Nigeria Paves the Way for Crypto Regulation: Licensing and Tax Overhaul Ahead
Nigeria’s Securities and Exchange Commission (SEC) is set to take a significant step in regulating the cryptocurrency and virtual asset industry within the country. In a series of developments, the SEC plans to issue its first-ever licenses for digital service providers and tokenized assets as early as this month, August 2024.
According to Emomotimi Agama, the SEC Director-General, this move is driven by the rapid growth and increasing adoption of cryptocurrencies in Nigeria. “Being a crypto and fintech enthusiast, I can tell you this is going to happen sooner than expected. We must support the youth of this country in harnessing the benefits that fintech offers. The market is vast and continues to grow,” Agama said in an interview with Bloomberg.
Nigeria’s decision to introduce a licensing regime for virtual asset service providers (VASPs) aligns with the regulatory actions taken by other global markets, such as the European Union, South Africa, and Botswana. This step aims to bring more structure and oversight to the crypto ecosystem, addressing concerns over currency manipulation and investor protection.
Alongside the licensing initiative, the Nigerian government is also preparing to introduce a new tax bill by September 2024. The Federal Inland Revenue Service (FIRS) plans to outline regulations and taxation for cryptocurrency transactions, ensuring that the government can benefit from the growing crypto activities within the country.

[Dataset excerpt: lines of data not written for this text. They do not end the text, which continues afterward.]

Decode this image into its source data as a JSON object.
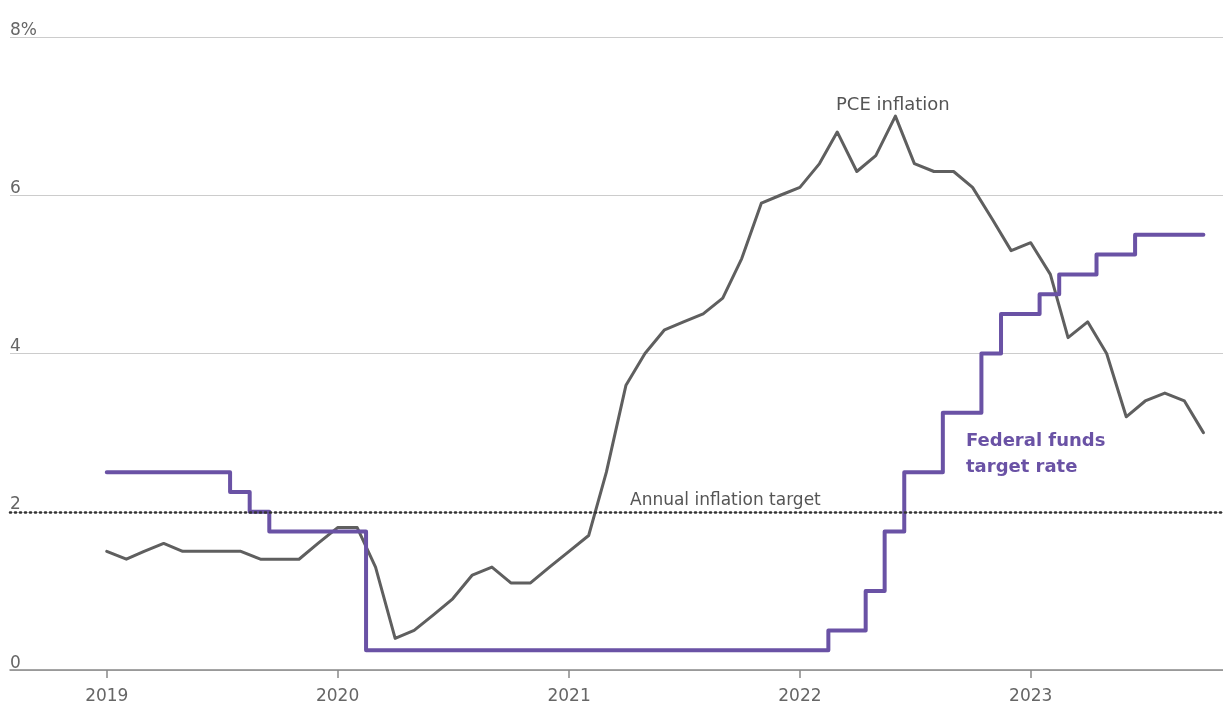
{
  "chart_data": {
    "type": "line",
    "xlim": [
      "2018-08",
      "2023-11"
    ],
    "xticks": [
      "2019",
      "2020",
      "2021",
      "2022",
      "2023"
    ],
    "ylim": [
      0,
      8
    ],
    "yticks": [
      0,
      2,
      4,
      6,
      {
        "value": 8,
        "label": "8%"
      }
    ],
    "grid": "y",
    "legend": false,
    "marker": "none",
    "series": [
      {
        "name": "PCE inflation",
        "color": "#5f5f5f",
        "x": [
          "2019-01",
          "2019-02",
          "2019-03",
          "2019-04",
          "2019-05",
          "2019-06",
          "2019-07",
          "2019-08",
          "2019-09",
          "2019-10",
          "2019-11",
          "2019-12",
          "2020-01",
          "2020-02",
          "2020-03",
          "2020-04",
          "2020-05",
          "2020-06",
          "2020-07",
          "2020-08",
          "2020-09",
          "2020-10",
          "2020-11",
          "2020-12",
          "2021-01",
          "2021-02",
          "2021-03",
          "2021-04",
          "2021-05",
          "2021-06",
          "2021-07",
          "2021-08",
          "2021-09",
          "2021-10",
          "2021-11",
          "2021-12",
          "2022-01",
          "2022-02",
          "2022-03",
          "2022-04",
          "2022-05",
          "2022-06",
          "2022-07",
          "2022-08",
          "2022-09",
          "2022-10",
          "2022-11",
          "2022-12",
          "2023-01",
          "2023-02",
          "2023-03",
          "2023-04",
          "2023-05",
          "2023-06",
          "2023-07",
          "2023-08",
          "2023-09",
          "2023-10"
        ],
        "values": [
          1.5,
          1.4,
          1.5,
          1.6,
          1.5,
          1.5,
          1.5,
          1.5,
          1.4,
          1.4,
          1.4,
          1.6,
          1.8,
          1.8,
          1.3,
          0.4,
          0.5,
          0.7,
          0.9,
          1.2,
          1.3,
          1.1,
          1.1,
          1.3,
          1.5,
          1.7,
          2.5,
          3.6,
          4.0,
          4.3,
          4.4,
          4.5,
          4.7,
          5.2,
          5.9,
          6.0,
          6.1,
          6.4,
          6.8,
          6.3,
          6.5,
          7.0,
          6.4,
          6.3,
          6.3,
          6.1,
          5.7,
          5.3,
          5.4,
          5.0,
          4.2,
          4.4,
          4.0,
          3.2,
          3.4,
          3.5,
          3.4,
          3.0
        ]
      },
      {
        "name": "Federal funds target rate",
        "type": "step",
        "color": "#6a52a5",
        "x": [
          "2019-01",
          "2019-07-15",
          "2019-08-15",
          "2019-09-15",
          "2020-02-15",
          "2022-02-15",
          "2022-04-15",
          "2022-05-15",
          "2022-06-15",
          "2022-08-15",
          "2022-10-15",
          "2022-11-15",
          "2023-01-15",
          "2023-02-15",
          "2023-04-15",
          "2023-06-15",
          "2023-10"
        ],
        "values": [
          2.5,
          2.25,
          2.0,
          1.75,
          0.25,
          0.5,
          1.0,
          1.75,
          2.5,
          3.25,
          4.0,
          4.5,
          4.75,
          5.0,
          5.25,
          5.5,
          5.5
        ]
      }
    ],
    "ref_lines": [
      {
        "axis": "y",
        "value": 2,
        "label": "Annual inflation target",
        "color": "#333333",
        "line_style": "dotted"
      }
    ]
  }
}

This development comes after a period of challenges for the Nigerian crypto market, including a previous ban on banks facilitating crypto transactions. The authorities were concerned about the impact of these activities on the value of the naira, the local currency, which has faced significant depreciation against the US dollar.
The SEC’s upcoming licensing regime and the planned tax legislation are expected to provide a more structured and transparent environment for digital asset transactions in Nigeria. This move is anticipated to further integrate cryptocurrencies and other virtual assets into the country’s financial system, while also addressing the government’s concerns over currency manipulation and tax evasion.
As Nigeria takes these proactive steps, the crypto industry in the country is closely watching the regulatory landscape. Some exchanges, such as OKX, have already discontinued their services in the region due to changes in local regulations. However, the broader expectation is that the new licensing and tax framework will create a more stable and secure environment for the crypto market to thrive in Nigeria.